[Devel] Re: [RFC][PATCH 2/7] RSS controller core

Tue Mar 13 07:59:38 PDT 2007

On Tue, Mar 13, 2007 at 03:48:34AM -0800, Andrew Morton wrote:
> > On Tue, 13 Mar 2007 13:19:53 +0300 Kirill Korotaev <dev at sw.ru> wrote:
> > Andrew Morton wrote:
> > >>>> - shared mappings of 'shared' files (binaries 
> > >>>>   and libraries) to allow for reduced memory
> > >>>>   footprint when N identical guests are running
> > >>>
> > >>>So, it sounds like this can be phrased as a requirement like:
> > >>>
> > >>>	"Guests must be able to share pages."
> > >>>
> > >>>Can you give us an idea why this is so? 
> > >>
> > >>sure, one reason for this is that guests tend to
> > >>be similar (or almost identical) which results
> > >>in quite a lot of 'shared' libraries and executables
> > >>which would otherwise get cached for each guest and
> > >>would also be mapped for each guest separately
> > > 
> > > nooooooo. What you're saying there amounts to text replication.
> > > There is no proposal here to create duplicated copies of pagecache
> > > pages: the VM just doesn't support that (Nick has soe protopatches
> > > which do this as a possible NUMA optimisation).
> > > 
> > > So these mmapped pages will contiue to be shared across all
> > > guests. The problem boils down to "which guest(s) get charged for
> > > each shared page".
> > >
> > > A simple and obvious and easy-to-implement answer is "the guest
> > > which paged it in". I think we should firstly explain why that is
> > > insufficient.

> > I guess by "paged it in" you essentially mean
> > "mapped the page into address space for the *first* time"?
> 
> Not really - I mean "first allocated the page". ie: major fault(),
> read(), write(), etc.
> 
> > i.e. how many times the same page mapped into 2 address spaces
> > in the same container should be accounted for?
> > 
> > We believe ONE. It is better due to:
> > - it allows better estimate how much RAM container uses.
> > - if one container mapped a single page 10,000 times,
> >   it doesn't mean it is worse than a container which mapped only 200
> >   pages and that it should be killed in case of OOM.
> 
> I'm not sure that we need to account for pages at all, nor care about
> rss.
> 
> If we use a physical zone-based containment scheme: fake-numa,
> variable-sized zones, etc then it all becomes moot. 

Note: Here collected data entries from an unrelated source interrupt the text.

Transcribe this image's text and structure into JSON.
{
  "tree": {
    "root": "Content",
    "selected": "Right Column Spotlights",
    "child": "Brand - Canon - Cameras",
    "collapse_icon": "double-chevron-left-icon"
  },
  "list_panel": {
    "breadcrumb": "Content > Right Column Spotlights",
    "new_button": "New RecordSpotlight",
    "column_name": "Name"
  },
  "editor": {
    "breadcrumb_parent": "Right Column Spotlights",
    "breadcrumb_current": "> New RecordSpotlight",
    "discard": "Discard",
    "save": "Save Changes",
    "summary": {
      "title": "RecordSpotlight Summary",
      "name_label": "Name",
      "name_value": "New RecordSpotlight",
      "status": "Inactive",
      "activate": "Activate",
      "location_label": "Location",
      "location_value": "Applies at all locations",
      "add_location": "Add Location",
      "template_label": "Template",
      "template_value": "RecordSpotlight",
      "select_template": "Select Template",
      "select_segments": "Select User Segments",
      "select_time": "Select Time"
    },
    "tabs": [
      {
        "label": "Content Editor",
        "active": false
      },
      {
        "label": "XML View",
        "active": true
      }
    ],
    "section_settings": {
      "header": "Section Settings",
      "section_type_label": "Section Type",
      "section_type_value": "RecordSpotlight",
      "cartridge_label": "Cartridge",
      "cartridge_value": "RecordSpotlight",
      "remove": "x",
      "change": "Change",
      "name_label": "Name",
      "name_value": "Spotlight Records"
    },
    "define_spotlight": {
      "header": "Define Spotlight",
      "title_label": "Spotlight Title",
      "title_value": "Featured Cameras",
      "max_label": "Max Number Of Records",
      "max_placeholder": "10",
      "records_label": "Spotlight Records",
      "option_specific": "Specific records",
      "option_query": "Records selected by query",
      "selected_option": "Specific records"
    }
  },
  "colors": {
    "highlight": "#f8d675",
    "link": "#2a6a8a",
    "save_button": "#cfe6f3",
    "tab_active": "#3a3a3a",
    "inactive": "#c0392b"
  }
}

sounds good to me, just not sure it provides what we 
need, but I'm sure I'll figure that with your help ...

> You set up a container which has 1.5GB of physial memory then toss
> processes into it. As that process set increases in size it will
> toss out stray pages which shouldn't be there, then it will start
> reclaiming and swapping out its own pages and eventually it'll get an
> oom-killing.

okay, let me ask a few naive questions about this scheme:

how does this work for a _file_ which is shared between 
two guests (e.g. an executable like bash, hardlinked 
between guests) when both guests are in a different 
zone-based container?

   + assumed that the file is read in the first time,
     will it be accounted to the first guest doing so?

   + assumed it is accessed in the second guest, will
     it cause any additional cache/mapping besides the
     dentry stuff?

   + will container A be able to 'toss out' pages
     'shared' with container B (assumed sharing is
     possible :)

   + when the container A tosses out the pages for this 
     executable, will guest B still be able to use them?

   + when the pages are tossed out, will they require
     the system to read them in again, or will they
     stay available ala swap cache?

> No RSS acounting or page acounting in sight, because we already *have*
> that stuff, at the physical level, in the zone.

I'm fine with that ...

> Overcommitment can be performed by allowing different containers to
> share the same zone set, or by dynamically increasing or decreasing
> the size of a physical container.

here the question is, can a guest have several of
those 'virtual zones' assigned, so that there is a
container specific and a shared zone for example?

> This all works today with fake-numa and cpusets, no kernel changes
> needed.

sounds good!

> It could be made to work fairly simply with a multi-zone approach, or
> with resizeable zones.
> 
> I'd be interested in knowing what you think the shortcomings of 
> this are likely to be,.

will do so once I have a better understanding how this
approach will work ...

TIA,
Herbert